# aiptasia



## Janh (Apr 9, 2011)

I just put sand and rock in my tank on the weekend and yesterday when the sand storm cleared, I could see some small aptasia, today I have many many many of them. These things are like jack and the bean stalk, I look at them in the morning and by the time I get home from work they have doubled in size.

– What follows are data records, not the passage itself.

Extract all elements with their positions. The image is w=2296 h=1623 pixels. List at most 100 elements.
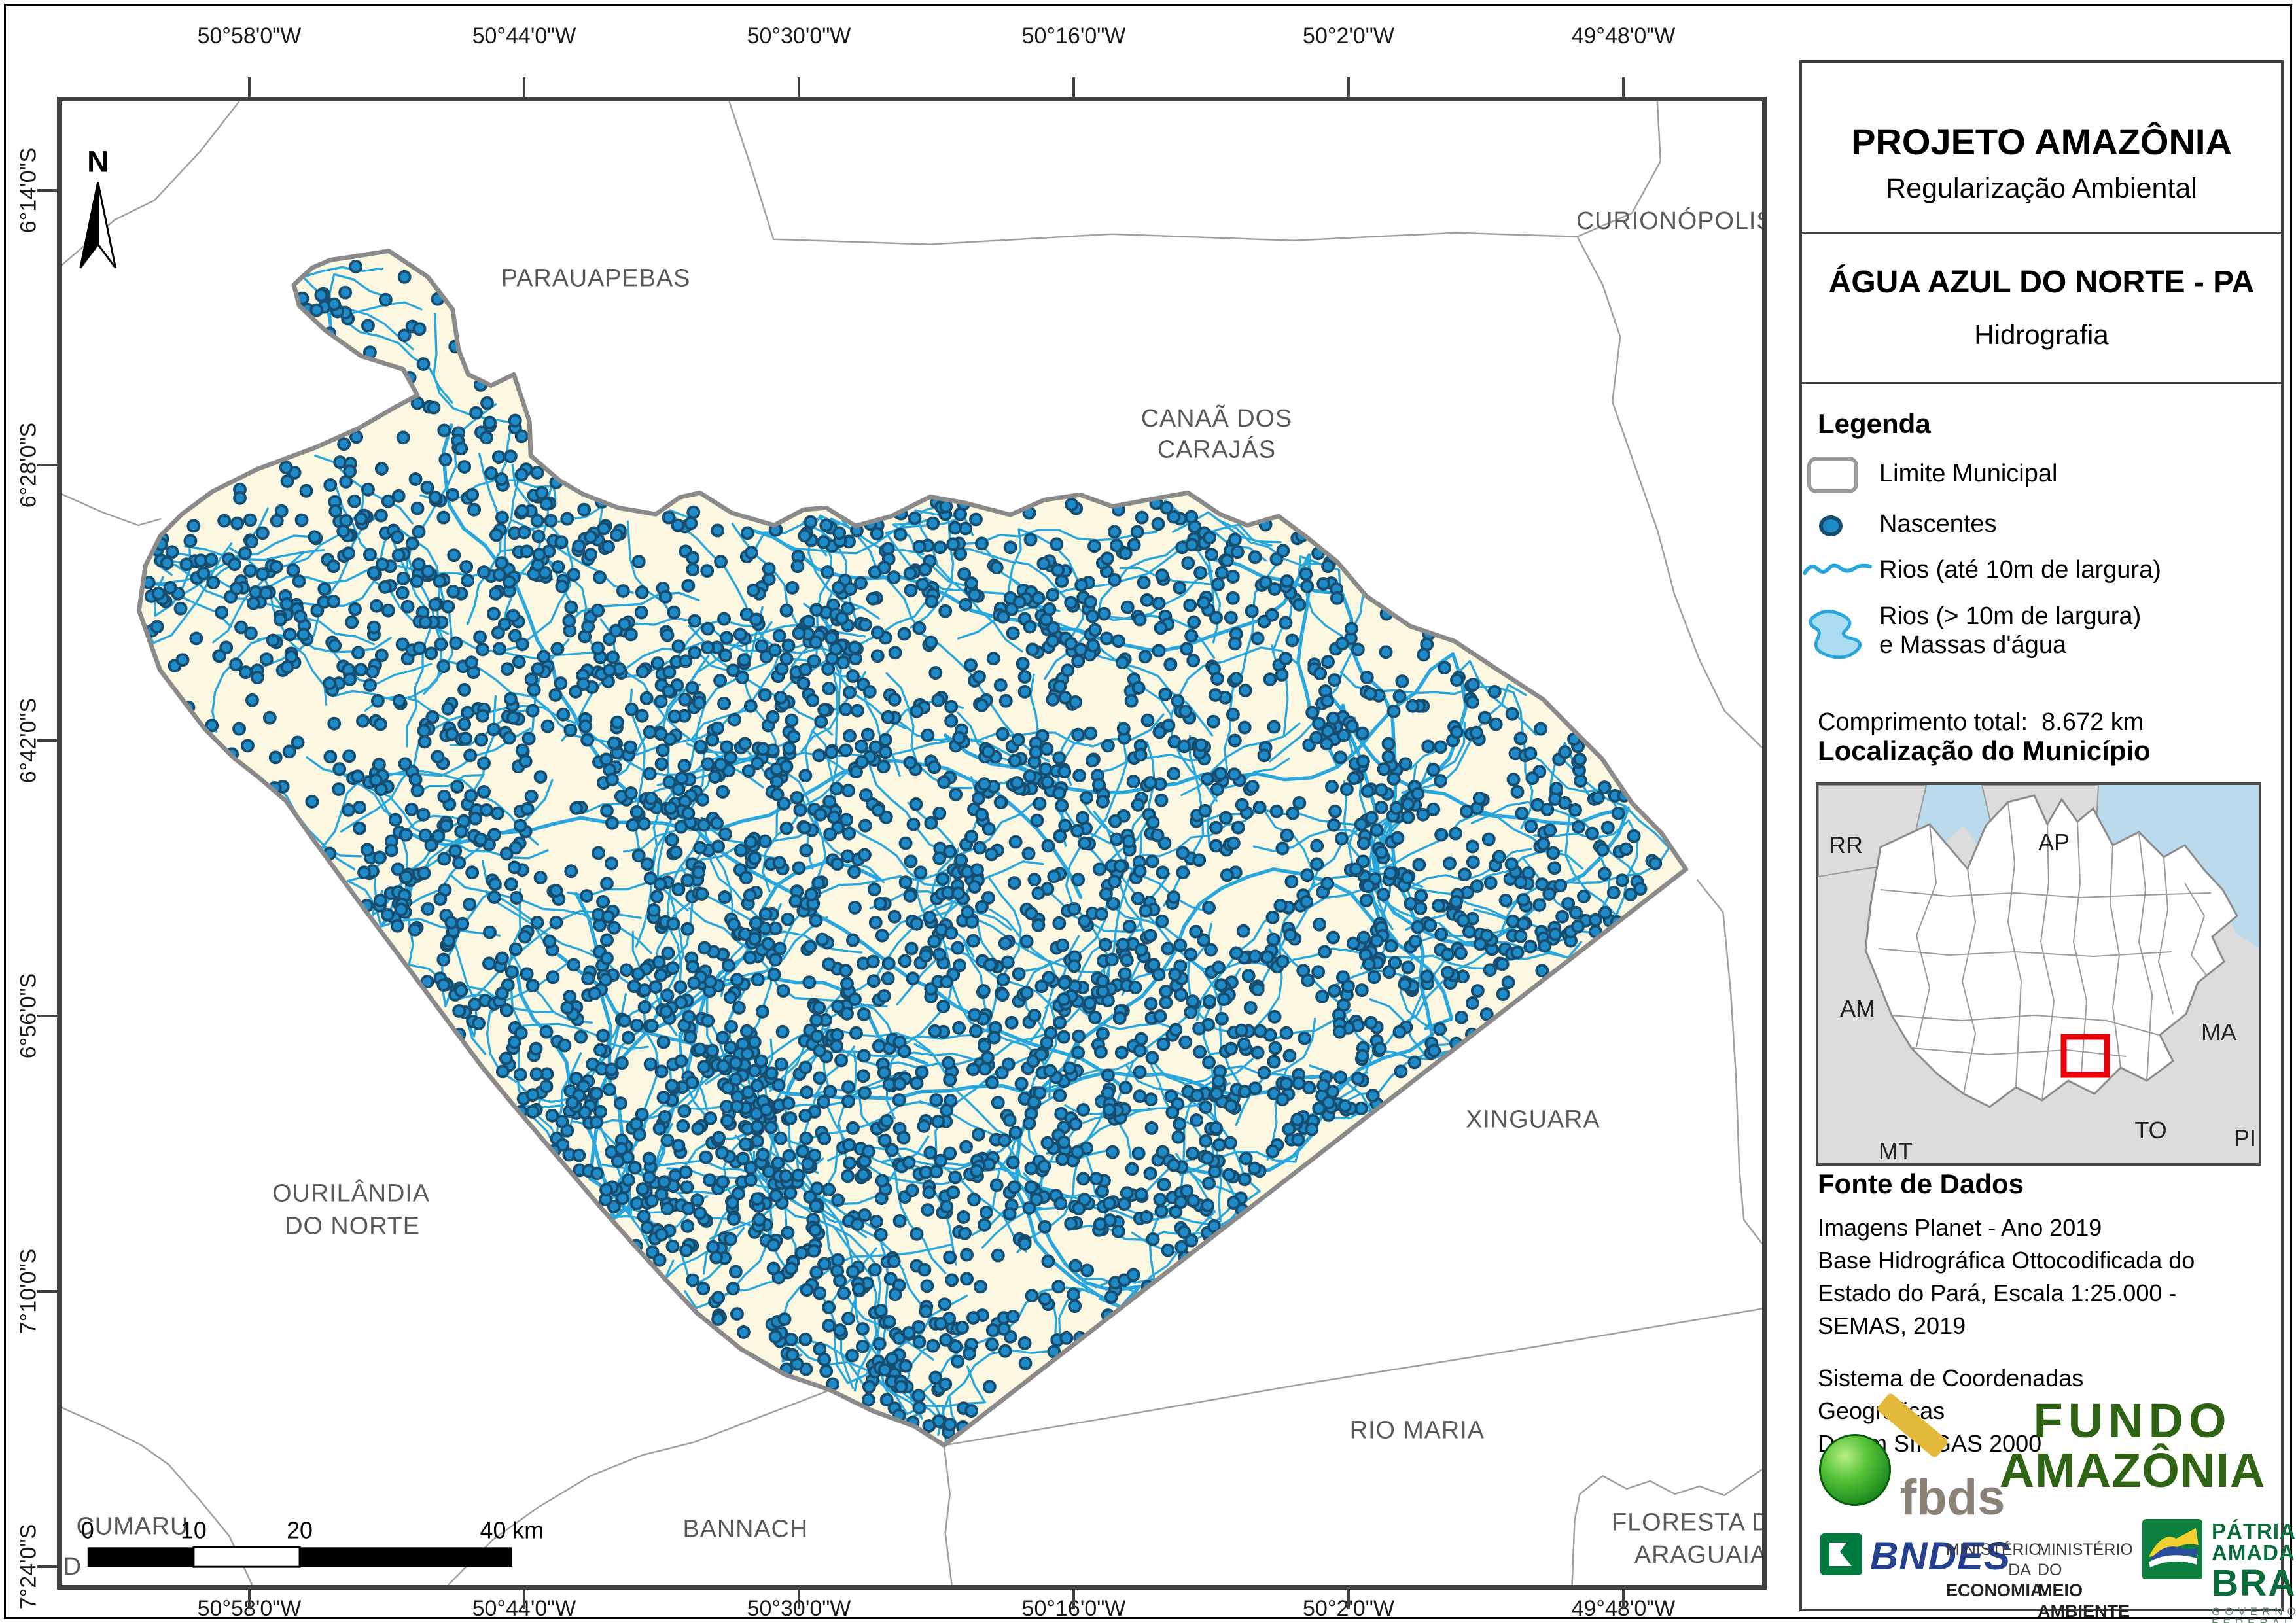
total-length: Comprimento total: 8.672 km: [1818, 679, 2144, 737]
neighbor-label: OURILÂNDIA: [272, 1180, 430, 1208]
project-title: PROJETO AMAZÔNIA: [1851, 121, 2232, 162]
svg-text:20: 20: [287, 1517, 313, 1543]
axis-tick: [1347, 77, 1350, 97]
axis-tick: [1347, 1590, 1350, 1609]
axis-tick: [1622, 77, 1625, 97]
axis-tick: [37, 1015, 57, 1017]
neighbor-label: PARAUAPEBAS: [501, 264, 691, 292]
neighbor-label: CURIONÓPOLIS: [1576, 207, 1762, 235]
axis-tick: [248, 77, 251, 97]
legend-item-nascentes: Nascentes: [1879, 510, 1997, 538]
main-map: PARAUAPEBAS CURIONÓPOLIS CANAÃ DOS CARAJÁS X…: [62, 101, 1762, 1585]
svg-text:40 km: 40 km: [480, 1517, 544, 1543]
location-header: Localização do Município: [1818, 735, 2151, 766]
legend-item-rios-maior: Rios (> 10m de largura) e Massas d'água: [1879, 602, 2142, 659]
fbds-logo-text: fbds: [1900, 1470, 2005, 1526]
axis-tick: [1622, 1590, 1625, 1609]
neighbor-label: DO NORTE: [285, 1212, 420, 1240]
panel-divider: [1802, 232, 2281, 234]
fbds-logo-sphere: [1819, 1434, 1891, 1506]
panel-divider: [1802, 382, 2281, 384]
fundo-logo-line2: AMAZÔNIA: [1999, 1443, 2266, 1497]
longitude-label-top: 50°44'0"W: [472, 24, 576, 48]
brasil-flag-icon: [2142, 1519, 2202, 1579]
neighbor-municipality-labels: PARAUAPEBAS CURIONÓPOLIS CANAÃ DOS CARAJÁS X…: [63, 207, 1762, 1580]
axis-tick: [1072, 77, 1075, 97]
svg-text:N: N: [87, 145, 109, 178]
bndes-logo-icon: [1820, 1533, 1862, 1575]
axis-tick: [1072, 1590, 1075, 1609]
springs-layer: [141, 260, 1663, 1439]
axis-tick: [523, 1590, 525, 1609]
datasource-header: Fonte de Dados: [1818, 1168, 2024, 1199]
legend-item-rios-ate: Rios (até 10m de largura): [1879, 556, 2161, 584]
svg-text:10: 10: [181, 1517, 207, 1543]
spring-symbol: [1819, 515, 1843, 536]
ministry-meio-ambiente-line2: MEIO AMBIENTE: [2038, 1580, 2130, 1621]
svg-text:0: 0: [81, 1517, 94, 1543]
fundo-amazonia-logo: FUNDO AMAZÔNIA: [1992, 1396, 2273, 1495]
hydrography-layer: [141, 260, 1670, 1444]
state-label: AP: [2038, 829, 2070, 856]
north-arrow: N: [79, 145, 117, 269]
neighbor-label: CANAÃ DOS: [1141, 405, 1292, 432]
legend-header: Legenda: [1818, 408, 1931, 439]
municipal-limit-symbol: [1807, 457, 1858, 493]
state-label: AM: [1840, 995, 1875, 1022]
state-label: RR: [1829, 831, 1863, 858]
neighbor-label: BANNACH: [683, 1515, 809, 1543]
brasil-logo-line1: PÁTRIA AMADA: [2212, 1519, 2295, 1565]
neighbor-label: CARAJÁS: [1157, 436, 1276, 464]
axis-tick: [37, 739, 57, 742]
longitude-label-top: 50°2'0"W: [1303, 24, 1394, 48]
brasil-logo-line3: GOVERNO FEDERAL: [2212, 1605, 2296, 1623]
map-frame: PARAUAPEBAS CURIONÓPOLIS CANAÃ DOS CARAJÁS X…: [57, 97, 1767, 1590]
state-label: MT: [1879, 1138, 1913, 1164]
longitude-label-top: 50°58'0"W: [197, 24, 302, 48]
ministry-economia-line1: MINISTÉRIO DA: [1946, 1541, 2041, 1579]
axis-tick: [798, 1590, 800, 1609]
municipality-outline: [136, 249, 1689, 1448]
neighbor-label: CUMARU: [77, 1512, 189, 1540]
fundo-logo-line1: FUNDO: [2033, 1393, 2232, 1448]
neighbor-label: ARAGUAIA: [1634, 1541, 1762, 1569]
axis-tick: [37, 464, 57, 466]
scale-bar: 0 10 20 40 km: [81, 1517, 544, 1568]
municipality-locator-box: [2060, 1034, 2110, 1078]
brasil-logo-line2: BRASIL: [2212, 1562, 2296, 1604]
municipality-title: ÁGUA AZUL DO NORTE - PA: [1828, 265, 2255, 300]
neighbor-label: FLORESTA DO: [1612, 1509, 1762, 1537]
patria-amada-brasil-logo: PÁTRIA AMADA BRASIL GOVERNO FEDERAL: [2212, 1520, 2296, 1623]
total-length-value: 8.672 km: [2041, 708, 2144, 736]
state-locator-map: RR AP AM MA TO PI MT: [1816, 782, 2261, 1166]
datasource-lines: Imagens Planet - Ano 2019 Base Hidrográf…: [1818, 1214, 2195, 1339]
ministry-meio-ambiente-line1: MINISTÉRIO DO: [2038, 1541, 2133, 1579]
neighbor-label: RIO MARIA: [1350, 1416, 1485, 1444]
river-line-symbol: [1803, 563, 1872, 575]
axis-tick: [798, 77, 800, 97]
neighbor-label: XINGUARA: [1466, 1106, 1600, 1133]
project-subtitle: Regularização Ambiental: [1886, 173, 2197, 204]
longitude-label-top: 49°48'0"W: [1571, 24, 1676, 48]
minimap-internal-boundaries: [1878, 801, 2212, 1107]
neighbor-label: D: [63, 1553, 82, 1580]
longitude-label-top: 50°16'0"W: [1021, 24, 1126, 48]
longitude-label-top: 50°30'0"W: [747, 24, 851, 48]
map-theme: Hidrografia: [1974, 319, 2109, 350]
axis-tick: [37, 189, 57, 192]
axis-tick: [248, 1590, 251, 1609]
ministry-economia: MINISTÉRIO DA ECONOMIA: [1946, 1540, 2043, 1601]
ministry-meio-ambiente: MINISTÉRIO DO MEIO AMBIENTE: [2038, 1540, 2136, 1622]
axis-tick: [37, 1565, 57, 1568]
axis-tick: [523, 77, 525, 97]
bndes-logo-text: BNDES: [1870, 1534, 2011, 1578]
state-label: PI: [2234, 1125, 2256, 1151]
total-length-label: Comprimento total:: [1818, 708, 2028, 736]
ministry-economia-line2: ECONOMIA: [1946, 1580, 2043, 1600]
state-label: TO: [2134, 1117, 2166, 1143]
state-label: MA: [2201, 1019, 2236, 1045]
axis-tick: [37, 1290, 57, 1293]
info-panel: PROJETO AMAZÔNIA Regularização Ambiental…: [1799, 60, 2296, 1623]
water-body-symbol: [1809, 609, 1862, 659]
legend-item-limite: Limite Municipal: [1879, 460, 2058, 487]
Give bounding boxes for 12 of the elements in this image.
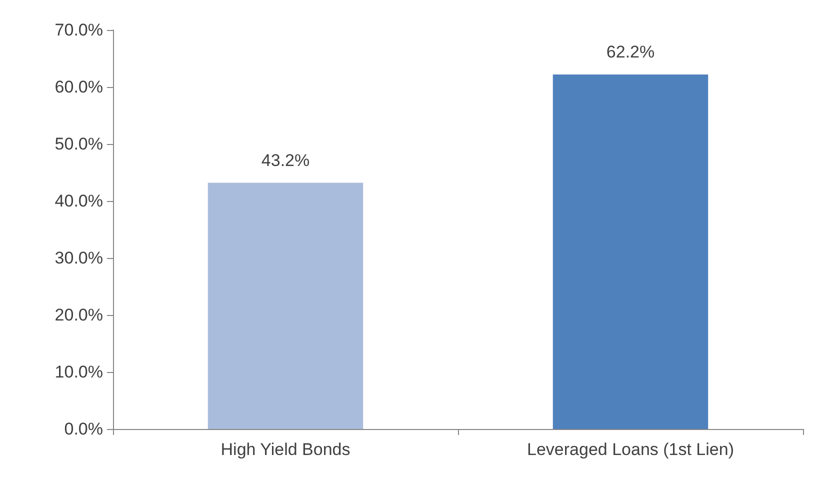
y-tick-label: 10.0%: [54, 362, 103, 382]
y-tick-label: 40.0%: [54, 192, 103, 210]
y-tick-label: 60.0%: [54, 78, 103, 96]
y-tick-label: 20.0%: [54, 306, 103, 324]
y-tick-label: 0.0%: [64, 420, 103, 438]
y-tick-label: 30.0%: [54, 248, 103, 268]
x-tick-label: Leveraged Loans (1st Lien): [527, 440, 734, 459]
y-tick-label: 50.0%: [54, 134, 103, 154]
y-tick-label: 70.0%: [54, 20, 103, 40]
data-label: 43.2%: [261, 150, 310, 170]
data-label: 62.2%: [606, 42, 655, 62]
x-tick-label: High Yield Bonds: [220, 440, 350, 459]
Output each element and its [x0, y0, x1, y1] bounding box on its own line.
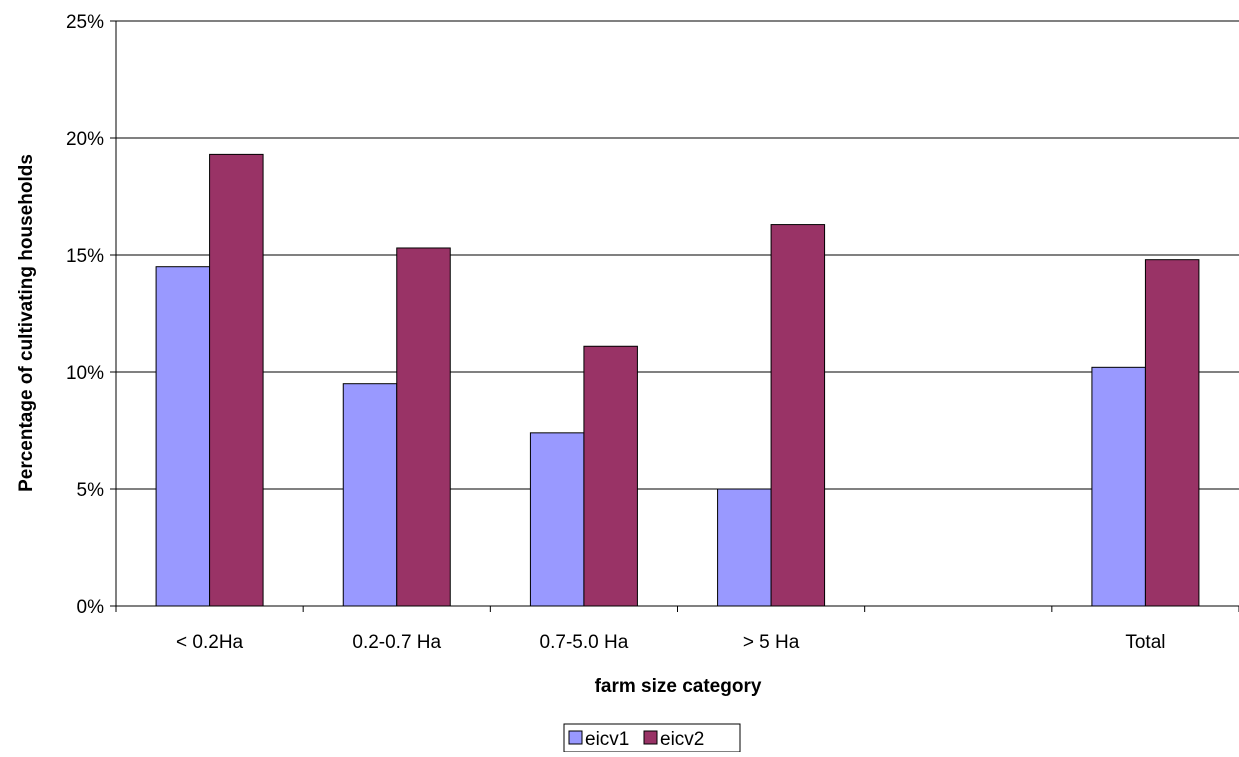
legend: eicv1 eicv2 — [563, 723, 741, 753]
bar-eicv1-2 — [529, 432, 585, 607]
bar-eicv2-5 — [1144, 259, 1200, 607]
bar-eicv2-3 — [770, 224, 826, 607]
y-tick-label: 15% — [66, 246, 104, 267]
y-tick-label: 10% — [66, 363, 104, 384]
bars — [155, 153, 1200, 607]
bar-eicv2-1 — [396, 247, 451, 607]
legend-swatch-eicv1 — [568, 730, 583, 745]
x-tick-label: Total — [1125, 632, 1165, 653]
x-axis-title: farm size category — [595, 676, 762, 697]
y-tick-label: 5% — [77, 480, 105, 501]
x-tick-label: > 5 Ha — [743, 632, 800, 653]
y-axis-title: Percentage of cultivating households — [16, 154, 37, 492]
legend-swatch-eicv2 — [643, 730, 658, 745]
y-tick-label: 25% — [66, 12, 104, 33]
bar-eicv2-0 — [209, 153, 264, 607]
tick-labels: 0% 5% 10% 15% 20% 25% < 0.2Ha 0.2-0.7 Ha 0.7-5.0… — [66, 12, 1166, 653]
x-tick-label: 0.7-5.0 Ha — [540, 632, 629, 653]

My question is this, how long do I need to wait before I can try throwing a couple of peppermint shrimp in there to see if they will clean them up? My tank reads 0ppm for ammonia and nitrites, if this were to remain the same by the weekend could I put a couple in the tank then or is it way too soon?


----------



## keiser (Nov 22, 2010)

You don't have to wait for the shrimp, you can get rid of them yourself, by injecting them with liquid calcium in a syringe. They die instantly.


----------



## Keri (Aug 2, 2010)

Peppermint shrimp are hit or miss when it comes to aiptasia, and they often prefer the little ones. I would just inject them, like keiser said before they get too bad


----------



## effox (Apr 21, 2010)

I used Aiptasia X (probably liquid calcium based) and it works immediately and greatly.


----------



## skabooya (Jun 15, 2010)

either try injecting them now, although it only works if they are big enough or wait until the tank is cycled and add a few pep shrimp to compensate if one doesnt eat the pest. I just bought one and was lucky that it ate aiptaisa. However dont feed very much or very often so the shrimp doesnt fill up on food and not eat the aiptaisa.


----------



## spit.fire (Jan 3, 2011)

Keri said:


> Peppermint shrimp are hit or miss when it comes to aiptasia, and they often prefer the little ones. I would just inject them, like keiser said before they get too bad


i agree with that, my peppermint shrimp never touched the aiptasia, you can also inject them with lemon juice or anything acidic

i like lemon juice because its easy to get from any grocery store


----------